Victor Yates, a 25-year-old liberal arts and science major running in his first 5K, won the men’s 20-29 age group in 24:08.

“I wanted to start a fitness club on campus and I thought this could help promote being healthy,” Yates says.

Student Development Specialist Abby Hindman urged him to run.

“The race was awesome,” he says. “I’m a sprinter, so I don’t run that far very much. There were a couple hills, a couple challenges for me.

“I was winded around the third mile, but one of my good friends, Omer Mukhtar, ran with me and motivated me.

Mukhtar finished second in his age group.

The run was a great way to enjoy the beauty of the campus, which you may not be able to do while driving. The temperature was in the low 40s, perfect for runners.

The idea of CCAC holding its own 5K had been kicked around for years, Wells says.

“There’s more focus on the fitness of our students and connecting physical fitness with academic performance. When you exercise, you think more clearly and you perform better,” he says. “We are looking more at the whole student, rather than focusing just on academics.”

Wells is encouraged school officials are planning to hold the event again in 2019.

“This was well-organized with plenty of volunteers cheering us on, with plenty of water and food after,” he says. “It was a lot of fun to be out there in a less formal setting with the students.”

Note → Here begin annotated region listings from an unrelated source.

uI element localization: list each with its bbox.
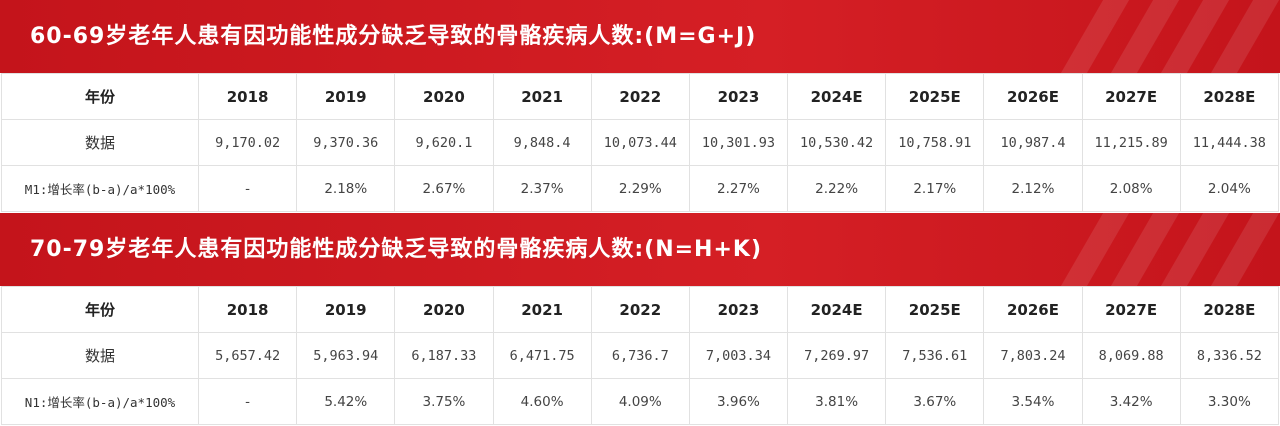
year-cell: 2026E bbox=[983, 73, 1083, 120]
year-cell: 2020 bbox=[394, 73, 494, 120]
rate-cell: 2.17% bbox=[885, 165, 985, 212]
rate-label-cell: M1:增长率(b-a)/a*100% bbox=[1, 165, 199, 212]
data-table: 年份 2018 2019 2020 2021 2022 2023 2024E 2025E 2026… bbox=[0, 73, 1280, 213]
value-cell: 6,471.75 bbox=[492, 332, 592, 379]
rate-cell: 3.30% bbox=[1179, 378, 1280, 425]
value-cell: 9,370.36 bbox=[296, 119, 396, 166]
value-cell: 10,758.91 bbox=[885, 119, 985, 166]
year-header-cell: 年份 bbox=[1, 73, 199, 120]
year-cell: 2022 bbox=[590, 73, 690, 120]
year-cell: 2019 bbox=[296, 73, 396, 120]
rate-cell: 3.67% bbox=[885, 378, 985, 425]
section-title: 70-79岁老年人患有因功能性成分缺乏导致的骨骼疾病人数:(N=H+K) bbox=[30, 237, 763, 262]
rate-cell: 3.75% bbox=[394, 378, 494, 425]
year-cell: 2022 bbox=[590, 286, 690, 333]
year-cell: 2027E bbox=[1081, 73, 1181, 120]
rate-cell: 3.42% bbox=[1081, 378, 1181, 425]
value-cell: 11,444.38 bbox=[1179, 119, 1280, 166]
rate-cell: 2.27% bbox=[688, 165, 789, 212]
year-cell: 2020 bbox=[394, 286, 494, 333]
rate-label-cell: N1:增长率(b-a)/a*100% bbox=[1, 378, 199, 425]
year-cell: 2027E bbox=[1081, 286, 1181, 333]
value-cell: 7,803.24 bbox=[983, 332, 1083, 379]
rate-cell: 2.04% bbox=[1179, 165, 1280, 212]
rate-cell: 2.22% bbox=[787, 165, 887, 212]
rate-cell: - bbox=[197, 165, 298, 212]
rate-cell: 3.81% bbox=[787, 378, 887, 425]
value-cell: 11,215.89 bbox=[1081, 119, 1181, 166]
year-cell: 2028E bbox=[1179, 73, 1280, 120]
section-70-79: 70-79岁老年人患有因功能性成分缺乏导致的骨骼疾病人数:(N=H+K) 年份 2… bbox=[0, 213, 1280, 426]
year-cell: 2018 bbox=[197, 73, 298, 120]
year-cell: 2021 bbox=[492, 73, 592, 120]
year-header-cell: 年份 bbox=[1, 286, 199, 333]
value-cell: 9,620.1 bbox=[394, 119, 494, 166]
data-label-cell: 数据 bbox=[1, 119, 199, 166]
year-cell: 2025E bbox=[885, 73, 985, 120]
rate-cell: - bbox=[197, 378, 298, 425]
year-cell: 2025E bbox=[885, 286, 985, 333]
rate-cell: 2.67% bbox=[394, 165, 494, 212]
section-60-69: 60-69岁老年人患有因功能性成分缺乏导致的骨骼疾病人数:(M=G+J) 年份 2… bbox=[0, 0, 1280, 213]
year-cell: 2024E bbox=[787, 286, 887, 333]
value-cell: 10,301.93 bbox=[688, 119, 789, 166]
value-cell: 10,987.4 bbox=[983, 119, 1083, 166]
value-cell: 7,003.34 bbox=[688, 332, 789, 379]
value-cell: 9,170.02 bbox=[197, 119, 298, 166]
rate-cell: 2.08% bbox=[1081, 165, 1181, 212]
data-table: 年份 2018 2019 2020 2021 2022 2023 2024E 2025E 2026… bbox=[0, 286, 1280, 426]
rate-cell: 2.12% bbox=[983, 165, 1083, 212]
year-cell: 2019 bbox=[296, 286, 396, 333]
value-cell: 7,536.61 bbox=[885, 332, 985, 379]
rate-cell: 3.96% bbox=[688, 378, 789, 425]
value-cell: 10,073.44 bbox=[590, 119, 690, 166]
value-cell: 7,269.97 bbox=[787, 332, 887, 379]
section-title: 60-69岁老年人患有因功能性成分缺乏导致的骨骼疾病人数:(M=G+J) bbox=[30, 24, 757, 49]
rate-cell: 5.42% bbox=[296, 378, 396, 425]
rate-cell: 4.60% bbox=[492, 378, 592, 425]
year-cell: 2023 bbox=[688, 73, 789, 120]
year-cell: 2023 bbox=[688, 286, 789, 333]
growth-rate-row: N1:增长率(b-a)/a*100% -5.42% 3.75% 4.60% 4.09% 3… bbox=[1, 378, 1280, 425]
rate-cell: 2.29% bbox=[590, 165, 690, 212]
rate-cell: 3.54% bbox=[983, 378, 1083, 425]
value-cell: 10,530.42 bbox=[787, 119, 887, 166]
value-cell: 5,657.42 bbox=[197, 332, 298, 379]
value-cell: 6,736.7 bbox=[590, 332, 690, 379]
year-header-row: 年份 2018 2019 2020 2021 2022 2023 2024E 2025E 2026… bbox=[1, 73, 1280, 120]
year-cell: 2018 bbox=[197, 286, 298, 333]
year-cell: 2024E bbox=[787, 73, 887, 120]
values-row: 数据 5,657.42 5,963.94 6,187.33 6,471.75 6,736.… bbox=[1, 332, 1280, 379]
value-cell: 5,963.94 bbox=[296, 332, 396, 379]
rate-cell: 2.18% bbox=[296, 165, 396, 212]
year-cell: 2026E bbox=[983, 286, 1083, 333]
section-banner: 70-79岁老年人患有因功能性成分缺乏导致的骨骼疾病人数:(N=H+K) bbox=[0, 213, 1280, 286]
value-cell: 8,069.88 bbox=[1081, 332, 1181, 379]
growth-rate-row: M1:增长率(b-a)/a*100% -2.18% 2.67% 2.37% 2.29% 2… bbox=[1, 165, 1280, 212]
section-banner: 60-69岁老年人患有因功能性成分缺乏导致的骨骼疾病人数:(M=G+J) bbox=[0, 0, 1280, 73]
year-cell: 2028E bbox=[1179, 286, 1280, 333]
rate-cell: 4.09% bbox=[590, 378, 690, 425]
value-cell: 9,848.4 bbox=[492, 119, 592, 166]
value-cell: 8,336.52 bbox=[1179, 332, 1280, 379]
value-cell: 6,187.33 bbox=[394, 332, 494, 379]
data-label-cell: 数据 bbox=[1, 332, 199, 379]
values-row: 数据 9,170.02 9,370.36 9,620.1 9,848.4 10,073.4… bbox=[1, 119, 1280, 166]
year-header-row: 年份 2018 2019 2020 2021 2022 2023 2024E 2025E 2026… bbox=[1, 286, 1280, 333]
rate-cell: 2.37% bbox=[492, 165, 592, 212]
year-cell: 2021 bbox=[492, 286, 592, 333]
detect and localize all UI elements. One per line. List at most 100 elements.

What especially impressed Wells was how so many runners and fans came out the same day Penguins hockey legend Mario Lemieux was hosting his annual 6.6K race in downtown Pittsburgh. That race, called 6.6 because Lemieux wore No. 66, draws thousands.

Hindman expects a bigger turnout next year for the CCAC 5K.

“It raised money for clubs, organizations and The Miracle League,” she says. “I think this will continue to grow. We’ve never before had any programming on a Sunday on campus,” Hindman adds.